A Antologia de Poesia Portuguesa Erótica e Satírica, organizada por Natália Correia em 1965, foi reeditada pela editora Ponto de Fuga. Lançada pela Afrodite de Ribeiro de Mello, a obra escandalizou o regime e foi censurada. A escritora, o editor e alguns dos poetas da colectânea foram processados e condenados.
A década de 60 foi um período de clara oposição ao Estado Novo, feita especialmente através da escrita literária. Assim, em 1965, a publicação da Antologia da Poesia Portuguesa Erótica e Satírica valeu a Natália Correia três anos de prisão (suspensa) por abuso de liberdade de imprensa, assim como aos autores que constavam da antologia: Mário Cesariny, Luiz Pacheco, Ary dos Santos e Ernesto Melo e Castro; no ano seguinte, a sua obra O vinho e a lira foi proibida. Para além disto, a autora escreveu A Pécora (1967) e O Encoberto (1969), obras que também foram apreendidas.
Natália Correia afrontou abertamente a ditadura, enfrentando de seguida penas correspondentes aos seus actos insubmissos, como os três anos de pena suspensa pela publicação de uma antologia de poesia erótica; a proibição de representação de algumas das suas peças; a proibição de algumas das suas obras; perseguição por ter editado Novas Cartas Portuguesas. As penas não só não a demoveram como a estimularam a agir mais contra o Estado Novo.
No decorrer do julgamento, o advogado da autora, Palma Carlos, convenceu-a a não ler um poema que escrevera contra os juízes, intitulado “A Defesa do Poeta”, que foi posteriormente publicado em As Maçãs de Orestes (1970), dizendo-lhe que poesia e justiça não deviam ser mescladas e que seria melhor guardar a primeira para usos mais dignos. Considerava que, caso o fizesse, a pena que iria sofrer seria muito mais pesada do que os três anos de pena suspensa. Correia, por sua vez, considerava que o poema em questão era não apenas uma forma de defender-se, mas também de defender os poemas que houvera antologiado. Ao mesmo tempo, seria uma defesa da liberdade dos poetas, daí a utilização do masculino, “poeta”, ao invés da palavra que usava para si mesma, “poetisa”.
No julgamento, Correia discutiu ainda com José-Augusto França, sua testemunha de defesa, por não concordar com o que este dizia a respeito do prefácio, que, embora hoje possa parecer anódino, na altura era visto como ousado. José-Augusto França, para tornar mais fidedigno o seu depoimento de apreço, houvera dito que não estava de acordo com o prefácio, mas empenhado na publicação da obra.
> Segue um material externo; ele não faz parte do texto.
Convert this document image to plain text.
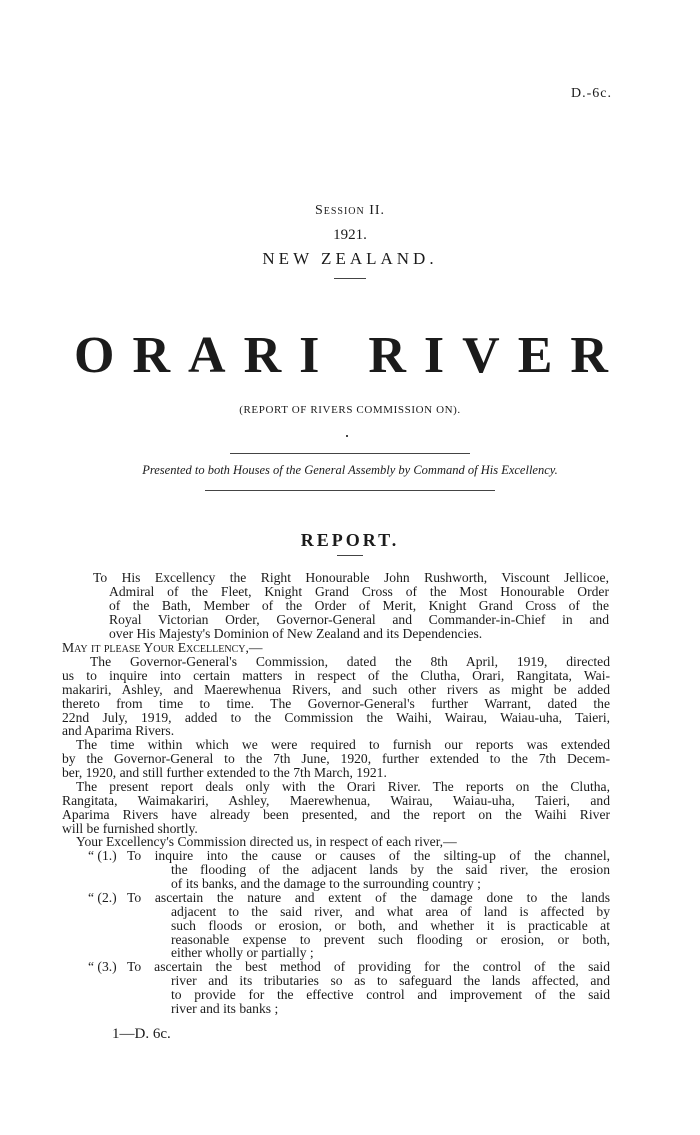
D.-6c.
Session II.
1921.
NEW ZEALAND.
ORARI RIVER
(REPORT OF RIVERS COMMISSION ON).
Presented to both Houses of the General Assembly by Command of His Excellency.
REPORT.
To His Excellency the Right Honourable John Rushworth, Viscount Jellicoe,
Admiral of the Fleet, Knight Grand Cross of the Most Honourable Order
of the Bath, Member of the Order of Merit, Knight Grand Cross of the
Royal Victorian Order, Governor-General and Commander-in-Chief in and
over His Majesty's Dominion of New Zealand and its Dependencies.
May it please Your Excellency,—
The Governor-General's Commission, dated the 8th April, 1919, directed
us to inquire into certain matters in respect of the Clutha, Orari, Rangitata, Wai-
makariri, Ashley, and Maerewhenua Rivers, and such other rivers as might be added
thereto from time to time. The Governor-General's further Warrant, dated the
22nd July, 1919, added to the Commission the Waihi, Wairau, Waiau-uha, Taieri,
and Aparima Rivers.
The time within which we were required to furnish our reports was extended
by the Governor-General to the 7th June, 1920, further extended to the 7th Decem-
ber, 1920, and still further extended to the 7th March, 1921.
The present report deals only with the Orari River. The reports on the Clutha,
Rangitata, Waimakariri, Ashley, Maerewhenua, Wairau, Waiau-uha, Taieri, and
Aparima Rivers have already been presented, and the report on the Waihi River
will be furnished shortly.
Your Excellency's Commission directed us, in respect of each river,—
“ (1.) To inquire into the cause or causes of the silting-up of the channel,
the flooding of the adjacent lands by the said river, the erosion
of its banks, and the damage to the surrounding country ;
“ (2.) To ascertain the nature and extent of the damage done to the lands
adjacent to the said river, and what area of land is affected by
such floods or erosion, or both, and whether it is practicable at
reasonable expense to prevent such flooding or erosion, or both,
either wholly or partially ;
“ (3.) To ascertain the best method of providing for the control of the said
river and its tributaries so as to safeguard the lands affected, and
to provide for the effective control and improvement of the said
river and its banks ;
1—D. 6c.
Natália não terá gostado daquilo que interpretou como uma crítica e quis discuti-la na sala do tribunal. O juiz não terá gostado da atitude, dizendo-se ali unicamente para o andamento do processo, e não para discutir literatura.
A obra, resultado de um estudo da poesia erótica portuguesa, contém poemas de 94 autores. A lista inclui poemas não só de autores como Camões, Garrett, Pessoa e Herberto Helder ou Bocage e Botto, mas também de cinco anónimos, três do século XVII e dois do século XVIII. Inclui ainda poemas de Maria Teresa Horta, Cesariny e Luiz Pacheco, também eles com obras censuradas pela PIDE, e dois da própria Natália Correia, um deles inédito até então. O resultado da publicação da antologia foi aquilo a que Natália chamou “abalo sísmico”. Afinal, como se atreveria uma mulher a um trabalho a que homem nenhum se houvera dedicado?
Com a obra, Natália pretendia “a revolucionária recriação do mundo a partir do censurável e do proibido”. Para isso, necessitaria de encarecer “o poder físico da palavra” e desintegrá-la do “seu enfeixamento contrastante que a torna ofensiva pela relatividade da lógica discursiva”. Assim, a autora acreditava que a antologia era prova de que as repressões que constrangiam os versos fesceninos se haviam descomprimido.
Assim como assim, o facto é que a obra foi proibida (e com particular escândalo, já que, como foi previamente dito, a autora foi ainda condenada a três anos de prisão com pena suspensa) e, mesmo após o 25 de Abril, tardou a vir a público. Ninguém manifestara interesse em fazê-lo, incluindo Natália Correia. A obra foi, assim, publicada pela primeira vez após a sua publicação em Junho de 1999 (1).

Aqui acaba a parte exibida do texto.